シンプルで洗礼され遊び心がある。そんな印象で大好きなデザイナーだが、概念的で哲学的なデザイナーであったことをこの映画で知った。例えば有名なイームズチェアではたくさんの人の座った体型のサンプリングをとり、全ての人が座り心地の良い形を模索している。近代化、大量生産、軽量、低価格の時代にあって、その技術だけで終わるのではなく人と技術を結びつけ、時代の空気感を表現し、民主化を表現していたのではないだろうか。他に印象的なのは冷戦時代にモスクワで開かれたアメリカ博覧会の映像製作「アメリカの一日」である。高速道路や星空や街の灯りなど普遍的なアメリカのランドスケープとアメリカ人の日常生活を映し、お互いの国が何も変わらないことを表現している。そして最後のチャールズは飛行機の映像にしようとしたが、レイがロケットを意識させるからと止め、わすれな草の花の映像で終わっているところが感動的である。軍事力を示すのではなく友好の花を示したのではないだろうか。「Powers of ten」では数字を地理のスケールをに可視化するという方法で世の中の意味に迫っている。イームズの概念が良く表れた映像ではないだろうか。


もうひとつ感動したのは建築家としてのチャールズの姿勢である。家具や建物から映像や写真など様々な表現分野を横断するイームズであるが、建築家という肩書きはものの見方を示していると言っていたのが、今の自分のモヤモヤを吹き飛ばしてくれた。

また先見の目があり「フランクリンとジェファーソンの世界」展では膨大な展示と膨大な文章でNYのブルックリン美術館で大不評に終わるのだが、今のコンピューター社会であれば可能な展示であった。これが未来の展覧会を示唆したものであるのかどうかは定かではないが、IBMコンピューターの宣伝映像なども手がけていたイームズは時代を見ていたのは確かである。

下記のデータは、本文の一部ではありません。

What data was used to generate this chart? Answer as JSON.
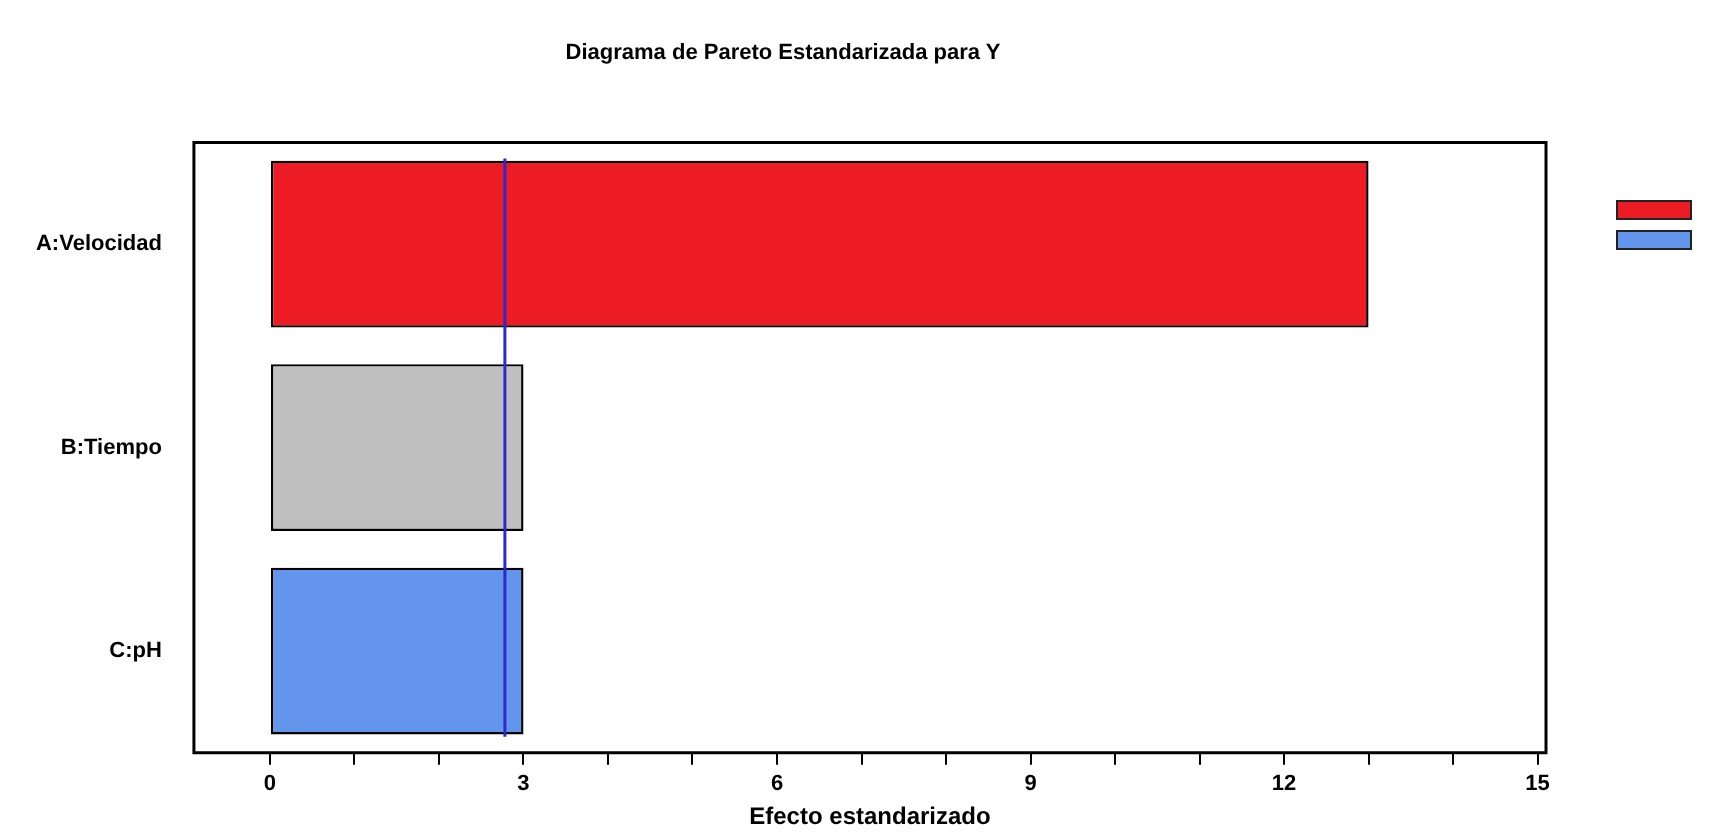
{
  "chart_data": {
    "type": "bar",
    "orientation": "horizontal",
    "title": "Diagrama de Pareto Estandarizada para Y",
    "xlabel": "Efecto estandarizado",
    "categories": [
      "A:Velocidad",
      "B:Tiempo",
      "C:pH"
    ],
    "values": [
      13.0,
      3.0,
      3.0
    ],
    "colors": [
      "#ed1c24",
      "#c0c0c0",
      "#6495ed"
    ],
    "xlim": [
      -0.9,
      15.1
    ],
    "xticks": [
      0,
      {
        "value": 1,
        "label": null
      },
      {
        "value": 2,
        "label": null
      },
      3,
      {
        "value": 4,
        "label": null
      },
      {
        "value": 5,
        "label": null
      },
      6,
      {
        "value": 7,
        "label": null
      },
      {
        "value": 8,
        "label": null
      },
      9,
      {
        "value": 10,
        "label": null
      },
      {
        "value": 11,
        "label": null
      },
      12,
      {
        "value": 13,
        "label": null
      },
      {
        "value": 14,
        "label": null
      },
      15
    ],
    "ref_lines": [
      {
        "axis": "x",
        "value": 2.78,
        "color": "#2a2ad0"
      }
    ],
    "grid": false,
    "legend": false
  }
}
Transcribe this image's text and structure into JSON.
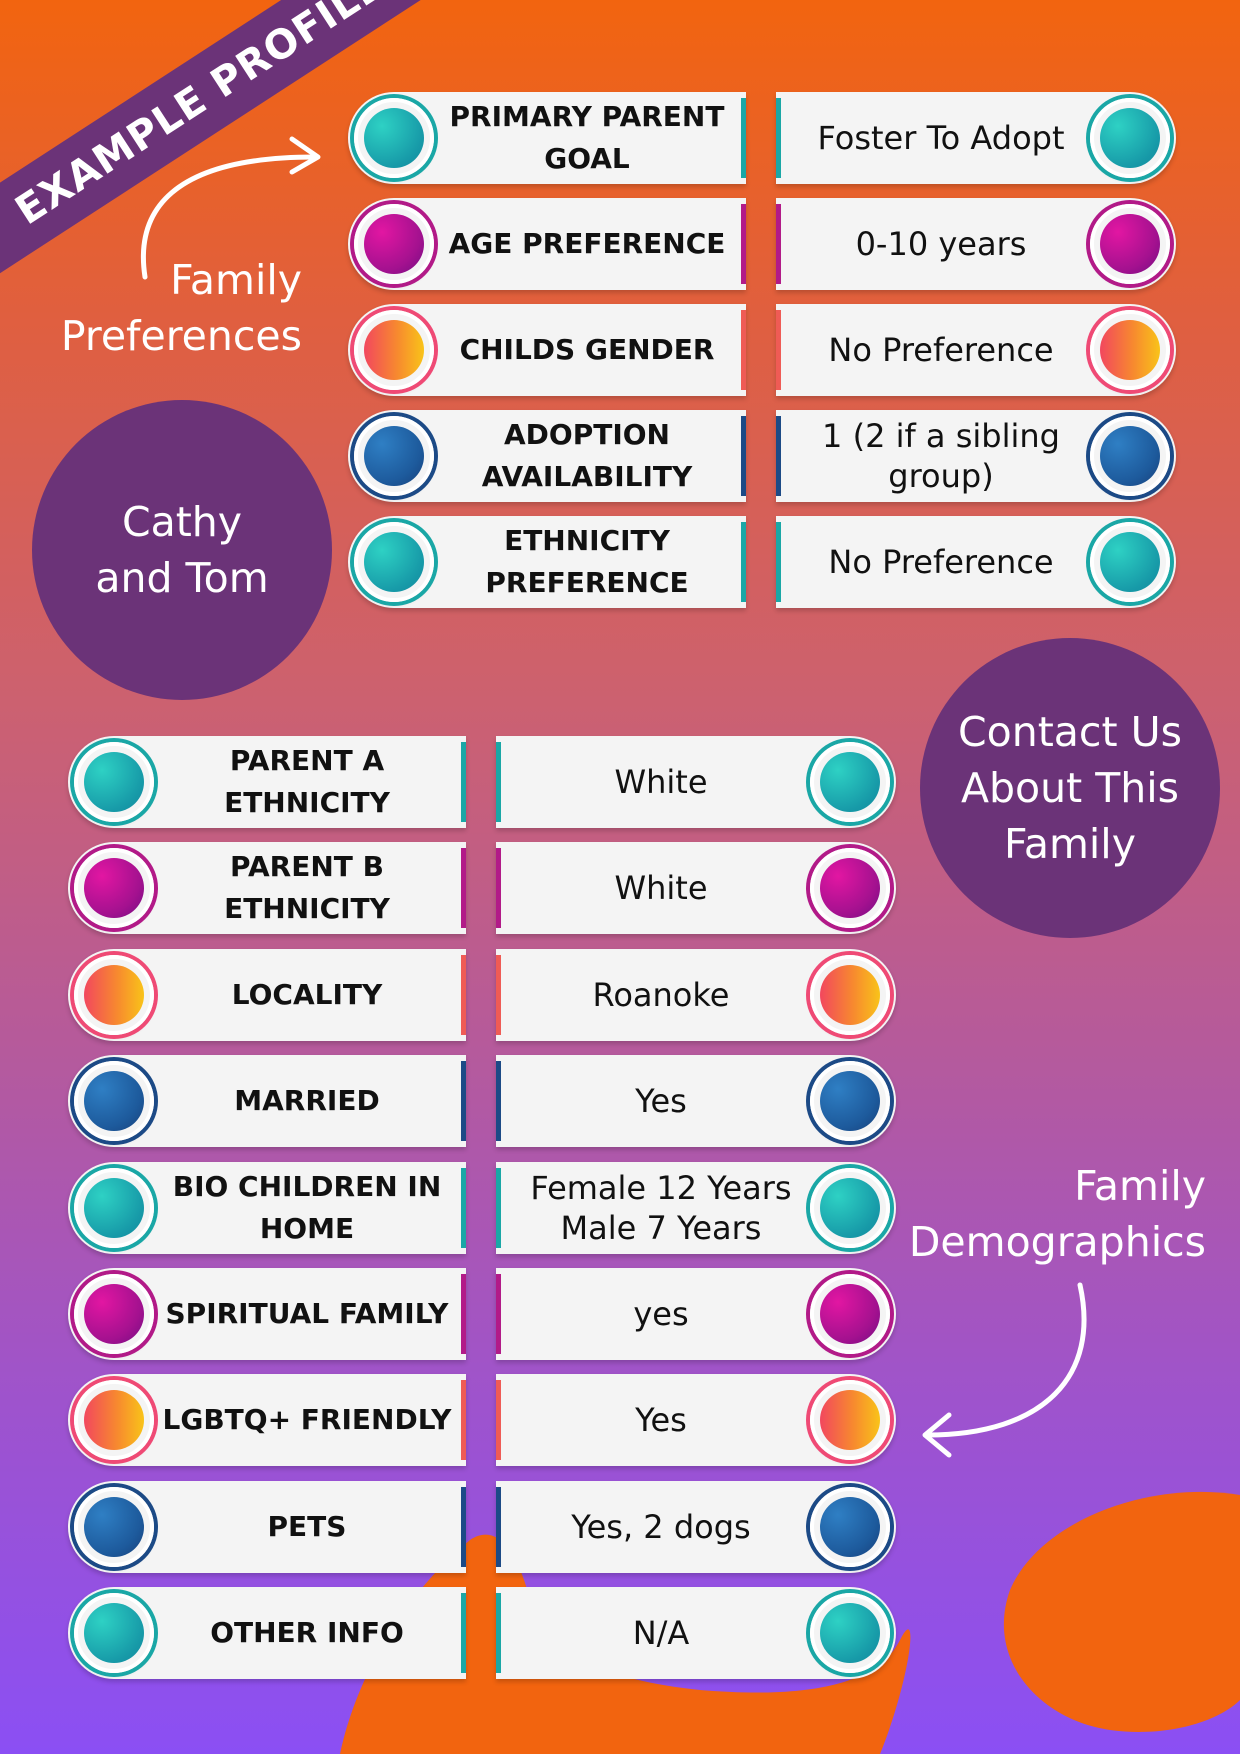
{
  "banner": {
    "text": "EXAMPLE PROFILE"
  },
  "sections": {
    "preferences_label": "Family Preferences",
    "demographics_label": "Family Demographics"
  },
  "family_name": "Cathy and Tom",
  "contact": {
    "label": "Contact Us About This Family"
  },
  "colors": {
    "background_top": "#f2640f",
    "background_bottom": "#8b4ff4",
    "circle_purple": "#6b3378",
    "teal": "#1aa7a6",
    "magenta": "#b21a88",
    "sunset": "#ef5b55",
    "navy": "#1c4a86"
  },
  "preferences": [
    {
      "label": "PRIMARY PARENT GOAL",
      "value": "Foster To Adopt",
      "color": "teal"
    },
    {
      "label": "AGE PREFERENCE",
      "value": "0-10 years",
      "color": "magenta"
    },
    {
      "label": "CHILDS GENDER",
      "value": "No Preference",
      "color": "sunset"
    },
    {
      "label": "ADOPTION AVAILABILITY",
      "value": "1 (2 if a sibling group)",
      "color": "navy"
    },
    {
      "label": "ETHNICITY PREFERENCE",
      "value": "No Preference",
      "color": "teal"
    }
  ],
  "demographics": [
    {
      "label": "PARENT A ETHNICITY",
      "value": "White",
      "color": "teal"
    },
    {
      "label": "PARENT B ETHNICITY",
      "value": "White",
      "color": "magenta"
    },
    {
      "label": "LOCALITY",
      "value": "Roanoke",
      "color": "sunset"
    },
    {
      "label": "MARRIED",
      "value": "Yes",
      "color": "navy"
    },
    {
      "label": "BIO CHILDREN IN HOME",
      "value": "Female 12 Years Male 7 Years",
      "color": "teal"
    },
    {
      "label": "SPIRITUAL FAMILY",
      "value": "yes",
      "color": "magenta"
    },
    {
      "label": "LGBTQ+ FRIENDLY",
      "value": "Yes",
      "color": "sunset"
    },
    {
      "label": "PETS",
      "value": "Yes, 2 dogs",
      "color": "navy"
    },
    {
      "label": "OTHER INFO",
      "value": "N/A",
      "color": "teal"
    }
  ]
}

先日見たカリフォルニアデザイン展と合わせて、アメリカの近代化や人口増加、冷戦時代とミッドセンチュリーデザインがいかに対応しているかが良くわかった。私たちはふたりのイームズの概念と厳しい時代でも楽観的で遊び心を忘れないところを継承し、今の時代と未来を考えてデザインをしなければいけない。